Disaster Recovery 101: Architecting Auto-Failovers for Elasticsearch and Shopify Deployments on Google Cloud

Designing for Resiliency: Elasticsearch Auto-Failover on Google Cloud

Achieving true high availability for Elasticsearch, especially when serving critical applications like Shopify, necessitates an automated failover strategy. Relying on manual intervention during an outage is a recipe for extended downtime and significant business impact. This section details the architectural components and configuration required to implement robust, automated failover for an Elasticsearch cluster hosted on Google Cloud Platform (GCP).

Our approach centers on leveraging GCP’s managed services and Elasticsearch’s built-in resilience features.

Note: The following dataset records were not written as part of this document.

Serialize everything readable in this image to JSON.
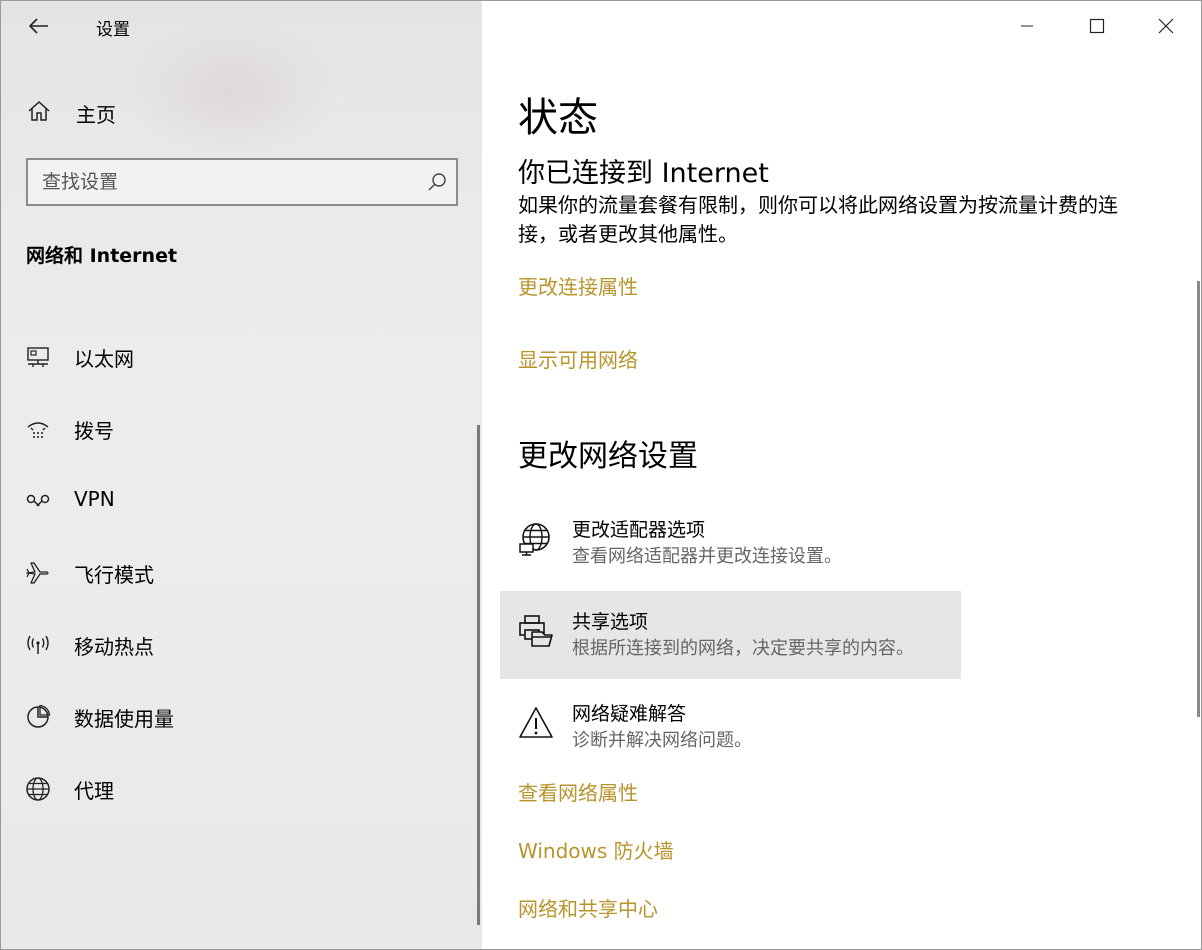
{
  "window": {
    "title": "设置",
    "accent_color": "#b8952c"
  },
  "sidebar": {
    "home_label": "主页",
    "search_placeholder": "查找设置",
    "section_title": "网络和 Internet",
    "items": [
      {
        "label": "以太网",
        "icon": "ethernet-icon"
      },
      {
        "label": "拨号",
        "icon": "dialup-icon"
      },
      {
        "label": "VPN",
        "icon": "vpn-icon"
      },
      {
        "label": "飞行模式",
        "icon": "airplane-icon"
      },
      {
        "label": "移动热点",
        "icon": "hotspot-icon"
      },
      {
        "label": "数据使用量",
        "icon": "data-usage-icon"
      },
      {
        "label": "代理",
        "icon": "globe-icon"
      }
    ]
  },
  "main": {
    "page_title": "状态",
    "connection_title": "你已连接到 Internet",
    "connection_desc": "如果你的流量套餐有限制，则你可以将此网络设置为按流量计费的连接，或者更改其他属性。",
    "links_top": [
      "更改连接属性",
      "显示可用网络"
    ],
    "change_section_title": "更改网络设置",
    "options": [
      {
        "title": "更改适配器选项",
        "desc": "查看网络适配器并更改连接设置。",
        "icon": "adapter-globe-icon"
      },
      {
        "title": "共享选项",
        "desc": "根据所连接到的网络，决定要共享的内容。",
        "icon": "sharing-printer-icon"
      },
      {
        "title": "网络疑难解答",
        "desc": "诊断并解决网络问题。",
        "icon": "warning-icon"
      }
    ],
    "links_bottom": [
      "查看网络属性",
      "Windows 防火墙",
      "网络和共享中心"
    ]
  }
}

We’ll focus on a multi-zone deployment within a single GCP region, which provides a strong balance of availability and cost-effectiveness for most use cases. For true disaster recovery across regions, a more complex multi-region strategy would be required, involving cross-region replication and more sophisticated orchestration.

Elasticsearch Cluster Configuration for High Availability

The foundation of our resilient Elasticsearch deployment is a properly configured cluster. This involves setting up master-eligible nodes, data nodes, and ensuring appropriate shard allocation strategies. For auto-failover, the key is to have sufficient redundancy in master nodes and to configure shard replicas that can be promoted automatically.

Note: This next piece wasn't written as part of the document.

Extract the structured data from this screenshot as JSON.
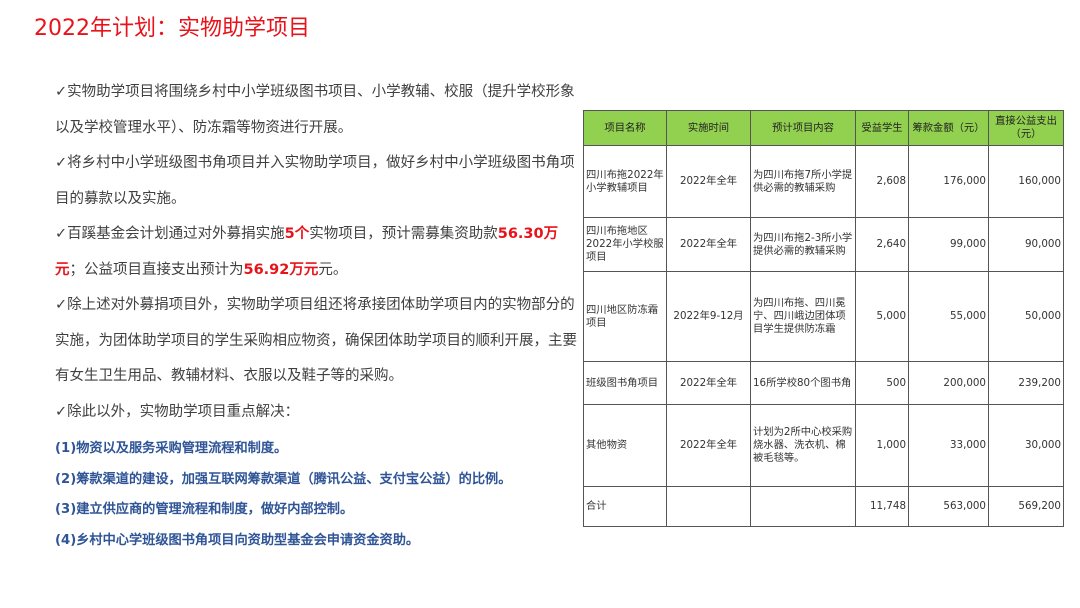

We’ll assume a deployment using Elasticsearch’s official Docker images on Google Kubernetes Engine (GKE) or Compute Engine instances. The principles remain similar, but the orchestration layer will differ.

Master Node Configuration

Master nodes are critical for cluster management. If all master nodes become unavailable, the cluster will not be able to perform any operations. We need an odd number of master-eligible nodes (typically 3 or 5) to ensure a quorum can always be formed.

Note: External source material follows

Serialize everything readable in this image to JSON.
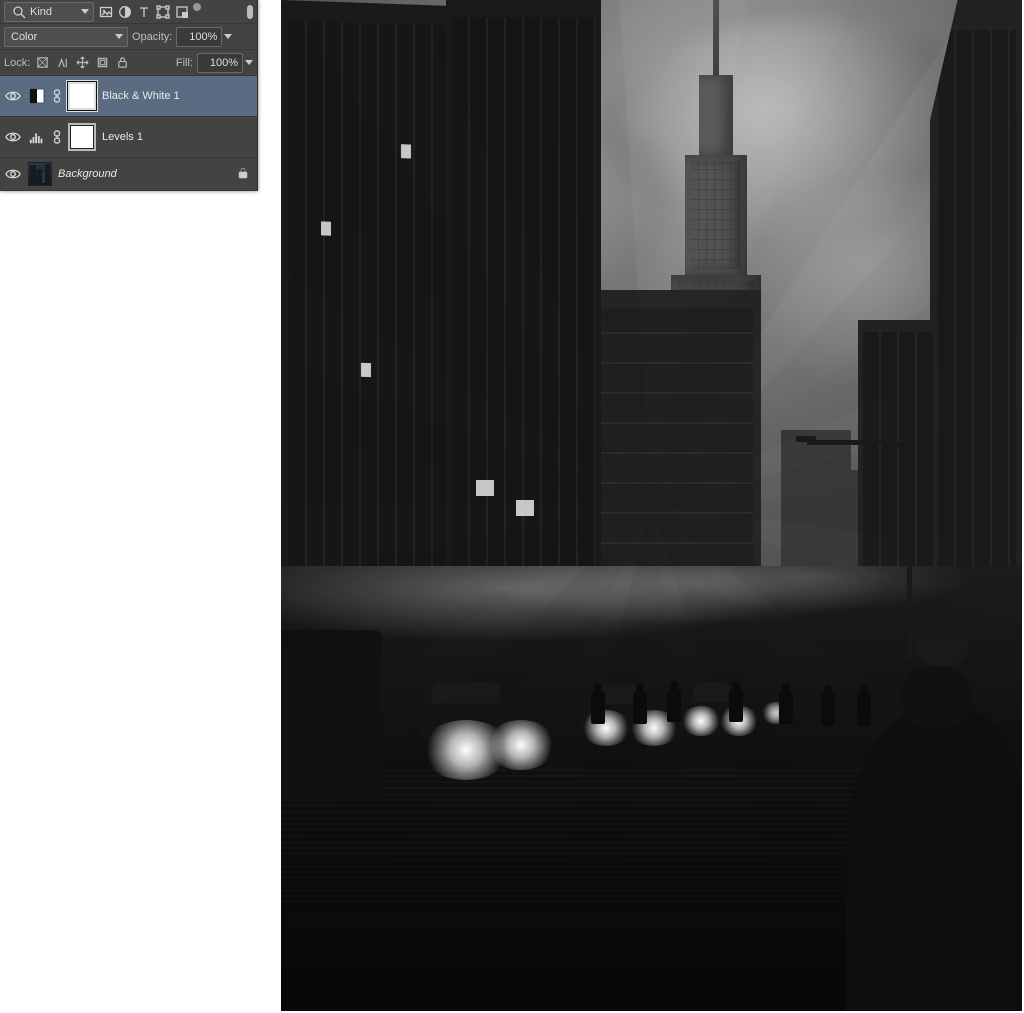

In elasticsearch.yml, ensure nodes are configured as master-eligible:

cluster.name: "my-prod-es-cluster"
node.name: ${HOSTNAME}
node.master: true
node.data: false
node.ingest: false

discovery.seed_hosts:
  - "es-node-1.internal:9300"
  - "es-node-2.internal:9300"
  - "es-node-3.internal:9300"

cluster.initial_master_nodes:
  - "es-node-1"
  - "es-node-2"
  - "es-node-3"

network.host: 0.0.0.0
http.port: 9200
transport.port: 9300

# For GKE, consider using a headless service for discovery
# discovery.seed_resolver.dns:
#   - "es-headless-service.my-namespace.svc.cluster.local"

Explanation:

• node.master: true designates the node as capable of becoming a master.
• discovery.seed_hosts lists potential master nodes for initial discovery. In GKE, this is often replaced by a headless service DNS entry.
• cluster.initial_master_nodes specifies the node names that are eligible to be elected as the initial master. This is crucial for bootstrapping the cluster.

Data Node Configuration

Data nodes store the actual indices and shards. They should not be master-eligible to avoid contention and potential instability.

cluster.name: "my-prod-es-cluster"
node.name: ${HOSTNAME}
node.master: false
node.data: true
node.ingest: true # Or false, depending on your ingest pipeline needs

discovery.seed_hosts:
  - "es-node-1.internal:9300"
  - "es-node-2.internal:9300"
  - "es-node-3.internal:9300"

network.host: 0.0.0.0
http.port: 9200
transport.port: 9300

Shard Replication and Allocation

To enable automatic failover of data, shards must have replicas. If a node holding a primary shard fails, one of its replicas can be promoted to become the new primary. This promotion is handled automatically by Elasticsearch.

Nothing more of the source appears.